05 Mei 2017

SIBUK

I’m shining like a candle in the dark, when you tell me that you love me

Aku bersinar bagaikan lilin dalam kelam, saat kau katakan bahwa kau mencintaiku. Demikian alunan lembut Diana Ross mengisi ruang kafe yang dingin ber-AC saat kulihat dia memasuki pintu utama. Sendirian. Dengan wajah yang riang dia mendatangi mejaku. Kami lalu bersalaman. Dua puluh tahun lebih kami tidak bersua. Dan kini, jauh dari kota kelahiran, di sebuah kafe yang menghidangkan makanan dari negeri lain, kami kembali menuturkan masa silam. Tentang kenangan indah yang telah lelap dalam waktu. Sebuah reuni.

Lama setelah pertemuan itu, aku merenungkan suatu hal yang terasa ganjil. Hampir dua jam kami bersama, bertukar tutur. Tetapi antara kami terbentang keterasingan hati. Keakraban masa lalu telah menjadi fosil. Yang kami perbincangkan hanyalah kulit-kulit kehidupan. Dia dan aku. Dan istrinya yang tidak sempat hadir karena tertelan kesibukan pekerjaannya. Waktu nampak seperti raksasa bengis yang merobek-robek kehidupan. Kehiruk-pikukan mengasingkan kami satu sama lain. Inikah hakekat kemoderenan? Saat komunikasi semakin tidak mengenal tapal batas, saat itu pula hubungan muka dengan muka antar individu semakin menjauh.

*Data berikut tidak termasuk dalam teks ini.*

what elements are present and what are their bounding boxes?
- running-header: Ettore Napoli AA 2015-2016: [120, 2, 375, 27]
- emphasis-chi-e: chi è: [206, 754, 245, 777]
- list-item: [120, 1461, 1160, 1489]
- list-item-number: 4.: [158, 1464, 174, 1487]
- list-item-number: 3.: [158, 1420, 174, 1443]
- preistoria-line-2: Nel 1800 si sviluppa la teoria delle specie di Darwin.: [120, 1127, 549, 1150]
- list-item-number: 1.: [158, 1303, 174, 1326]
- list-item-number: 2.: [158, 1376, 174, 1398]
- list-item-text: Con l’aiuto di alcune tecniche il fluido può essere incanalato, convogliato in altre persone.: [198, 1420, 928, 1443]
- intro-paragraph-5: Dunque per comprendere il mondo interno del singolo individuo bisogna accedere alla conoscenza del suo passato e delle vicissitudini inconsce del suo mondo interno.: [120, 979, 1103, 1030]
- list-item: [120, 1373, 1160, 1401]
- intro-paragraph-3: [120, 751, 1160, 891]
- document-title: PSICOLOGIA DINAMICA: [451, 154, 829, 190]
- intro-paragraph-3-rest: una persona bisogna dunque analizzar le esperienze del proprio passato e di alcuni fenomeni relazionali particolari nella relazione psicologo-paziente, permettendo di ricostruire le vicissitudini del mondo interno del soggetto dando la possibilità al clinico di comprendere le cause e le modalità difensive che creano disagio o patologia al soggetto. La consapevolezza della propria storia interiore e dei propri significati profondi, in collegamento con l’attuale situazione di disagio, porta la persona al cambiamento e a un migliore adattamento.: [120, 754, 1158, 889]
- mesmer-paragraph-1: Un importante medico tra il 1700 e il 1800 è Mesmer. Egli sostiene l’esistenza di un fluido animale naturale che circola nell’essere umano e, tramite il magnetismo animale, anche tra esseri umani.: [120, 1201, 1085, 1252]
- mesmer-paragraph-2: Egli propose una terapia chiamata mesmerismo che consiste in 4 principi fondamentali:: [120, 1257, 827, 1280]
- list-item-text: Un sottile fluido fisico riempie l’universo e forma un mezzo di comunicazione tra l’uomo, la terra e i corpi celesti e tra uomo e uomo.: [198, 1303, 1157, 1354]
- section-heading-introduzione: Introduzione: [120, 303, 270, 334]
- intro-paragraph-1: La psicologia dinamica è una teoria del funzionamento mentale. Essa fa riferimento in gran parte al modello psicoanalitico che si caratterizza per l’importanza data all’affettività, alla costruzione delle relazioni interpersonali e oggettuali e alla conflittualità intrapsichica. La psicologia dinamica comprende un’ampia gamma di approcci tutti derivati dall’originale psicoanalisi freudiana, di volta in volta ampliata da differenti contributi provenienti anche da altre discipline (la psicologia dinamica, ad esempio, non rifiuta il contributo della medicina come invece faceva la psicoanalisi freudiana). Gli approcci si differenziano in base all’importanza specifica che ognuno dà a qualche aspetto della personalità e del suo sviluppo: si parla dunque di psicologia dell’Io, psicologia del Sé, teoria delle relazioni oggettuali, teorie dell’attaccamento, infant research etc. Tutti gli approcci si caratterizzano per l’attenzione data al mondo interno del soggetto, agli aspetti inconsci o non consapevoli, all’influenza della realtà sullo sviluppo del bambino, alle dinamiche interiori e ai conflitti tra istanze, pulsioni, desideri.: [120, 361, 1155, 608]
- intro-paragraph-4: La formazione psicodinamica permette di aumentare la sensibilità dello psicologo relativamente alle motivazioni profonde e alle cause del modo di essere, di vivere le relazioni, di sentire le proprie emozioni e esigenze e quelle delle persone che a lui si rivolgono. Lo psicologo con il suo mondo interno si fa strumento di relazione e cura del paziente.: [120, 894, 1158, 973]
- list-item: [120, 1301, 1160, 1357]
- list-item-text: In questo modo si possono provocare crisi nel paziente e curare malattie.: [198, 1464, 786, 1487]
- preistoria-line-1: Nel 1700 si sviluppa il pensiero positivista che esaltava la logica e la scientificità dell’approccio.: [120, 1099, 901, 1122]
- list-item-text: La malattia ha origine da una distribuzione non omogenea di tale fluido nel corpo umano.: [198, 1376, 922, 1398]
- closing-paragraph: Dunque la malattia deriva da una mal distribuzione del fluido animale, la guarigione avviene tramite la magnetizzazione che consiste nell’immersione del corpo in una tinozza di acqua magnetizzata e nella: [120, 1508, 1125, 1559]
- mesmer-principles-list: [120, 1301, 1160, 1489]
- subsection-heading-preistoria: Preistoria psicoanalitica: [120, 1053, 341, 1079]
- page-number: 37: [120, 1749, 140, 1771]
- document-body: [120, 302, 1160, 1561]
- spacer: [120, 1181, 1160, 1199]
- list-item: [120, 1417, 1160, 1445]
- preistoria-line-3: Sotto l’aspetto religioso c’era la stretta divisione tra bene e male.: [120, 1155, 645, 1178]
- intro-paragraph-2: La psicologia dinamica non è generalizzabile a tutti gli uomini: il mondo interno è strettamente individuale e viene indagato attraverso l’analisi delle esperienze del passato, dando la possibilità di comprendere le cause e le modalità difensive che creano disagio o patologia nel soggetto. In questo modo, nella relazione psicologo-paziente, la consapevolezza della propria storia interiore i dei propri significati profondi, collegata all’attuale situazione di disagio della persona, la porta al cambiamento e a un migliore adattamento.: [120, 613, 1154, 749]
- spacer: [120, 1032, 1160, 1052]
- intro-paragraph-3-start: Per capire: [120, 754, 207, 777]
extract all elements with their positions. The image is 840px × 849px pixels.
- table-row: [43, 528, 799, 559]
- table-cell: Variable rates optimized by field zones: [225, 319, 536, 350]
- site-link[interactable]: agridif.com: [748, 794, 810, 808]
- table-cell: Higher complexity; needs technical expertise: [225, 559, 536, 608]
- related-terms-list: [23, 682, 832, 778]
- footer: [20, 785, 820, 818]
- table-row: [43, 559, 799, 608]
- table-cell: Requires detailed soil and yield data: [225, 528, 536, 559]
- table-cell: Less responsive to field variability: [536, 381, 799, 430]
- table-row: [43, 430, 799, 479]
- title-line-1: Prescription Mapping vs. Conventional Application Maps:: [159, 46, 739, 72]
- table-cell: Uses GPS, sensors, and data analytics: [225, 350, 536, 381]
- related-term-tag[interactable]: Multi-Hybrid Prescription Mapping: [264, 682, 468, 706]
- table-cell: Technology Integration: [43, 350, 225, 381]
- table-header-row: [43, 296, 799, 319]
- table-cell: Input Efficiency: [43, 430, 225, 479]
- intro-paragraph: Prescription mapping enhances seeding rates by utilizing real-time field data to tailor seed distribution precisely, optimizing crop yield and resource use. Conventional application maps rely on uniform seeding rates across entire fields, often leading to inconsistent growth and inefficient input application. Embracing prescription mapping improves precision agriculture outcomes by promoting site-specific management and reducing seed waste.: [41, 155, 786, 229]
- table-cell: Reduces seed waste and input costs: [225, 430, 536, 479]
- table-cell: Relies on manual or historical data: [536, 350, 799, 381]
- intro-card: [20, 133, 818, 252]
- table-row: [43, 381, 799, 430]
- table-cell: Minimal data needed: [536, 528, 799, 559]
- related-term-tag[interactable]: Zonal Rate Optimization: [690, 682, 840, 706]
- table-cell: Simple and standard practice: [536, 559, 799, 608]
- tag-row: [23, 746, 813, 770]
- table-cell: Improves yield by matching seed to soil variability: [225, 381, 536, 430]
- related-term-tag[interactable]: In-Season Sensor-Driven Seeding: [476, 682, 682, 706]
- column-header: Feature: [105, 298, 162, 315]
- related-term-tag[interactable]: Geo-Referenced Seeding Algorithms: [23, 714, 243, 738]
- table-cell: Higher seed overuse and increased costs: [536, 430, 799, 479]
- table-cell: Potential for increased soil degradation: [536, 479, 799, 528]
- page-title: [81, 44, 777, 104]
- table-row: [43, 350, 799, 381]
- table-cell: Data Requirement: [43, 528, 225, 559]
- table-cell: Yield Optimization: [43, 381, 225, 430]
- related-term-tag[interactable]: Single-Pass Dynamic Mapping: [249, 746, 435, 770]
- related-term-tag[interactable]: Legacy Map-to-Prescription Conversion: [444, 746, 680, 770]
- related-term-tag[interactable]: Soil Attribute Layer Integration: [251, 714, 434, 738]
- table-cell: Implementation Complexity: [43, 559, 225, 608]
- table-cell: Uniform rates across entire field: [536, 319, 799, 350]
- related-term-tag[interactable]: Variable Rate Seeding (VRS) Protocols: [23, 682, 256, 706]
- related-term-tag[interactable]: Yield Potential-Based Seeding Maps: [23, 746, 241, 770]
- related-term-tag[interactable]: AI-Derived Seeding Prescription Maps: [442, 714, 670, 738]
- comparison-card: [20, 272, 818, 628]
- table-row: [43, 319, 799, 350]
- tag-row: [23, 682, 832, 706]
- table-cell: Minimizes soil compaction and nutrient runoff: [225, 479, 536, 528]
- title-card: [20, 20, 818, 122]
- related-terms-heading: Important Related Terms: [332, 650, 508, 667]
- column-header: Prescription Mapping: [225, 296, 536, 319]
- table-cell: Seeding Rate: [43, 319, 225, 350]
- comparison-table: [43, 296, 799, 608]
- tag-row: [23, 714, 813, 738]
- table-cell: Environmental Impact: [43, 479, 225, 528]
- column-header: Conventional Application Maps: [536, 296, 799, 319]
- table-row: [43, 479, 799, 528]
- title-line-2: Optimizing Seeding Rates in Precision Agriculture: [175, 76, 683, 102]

Saya merasa bahwa kita sedemikian tenggelam dalam kesibukan, bahkan hingga tidak ada waktu lagi untuk memperhatikan dan memberikan senyuman kepada satu sama lain” kata Ibu Teresa menyikapi situasi keterpencilan manusia-manusia modern. Hidup kian menegangkan. Tiap orang mencari kesejahteraannya dan menafikan keberadaan yang lainnya. Hidup menjadi sebuah perjalanan dalam labirin yang tidak lagi diketahui ujungnya. Pada akhirnya, kita hanya berputar-putar tanpa arah dan tanpa tujuan kecuali demi kesenangan hidup yang sesaat saja. Kita saling meninggalkan dan ditinggalkan. Sepi, sendiri dan terkucil. Kebersamaan mati. Tempat kediaman yang kita bangun kita kelilingi tembok tebal serta pagar berduri. Jiwa dan perasaan kita pun terpagari dengan topeng tebal, menolak siapapun yang mencoba masuk. Tak mengenal dan dikenal. Terasing satu sama lain.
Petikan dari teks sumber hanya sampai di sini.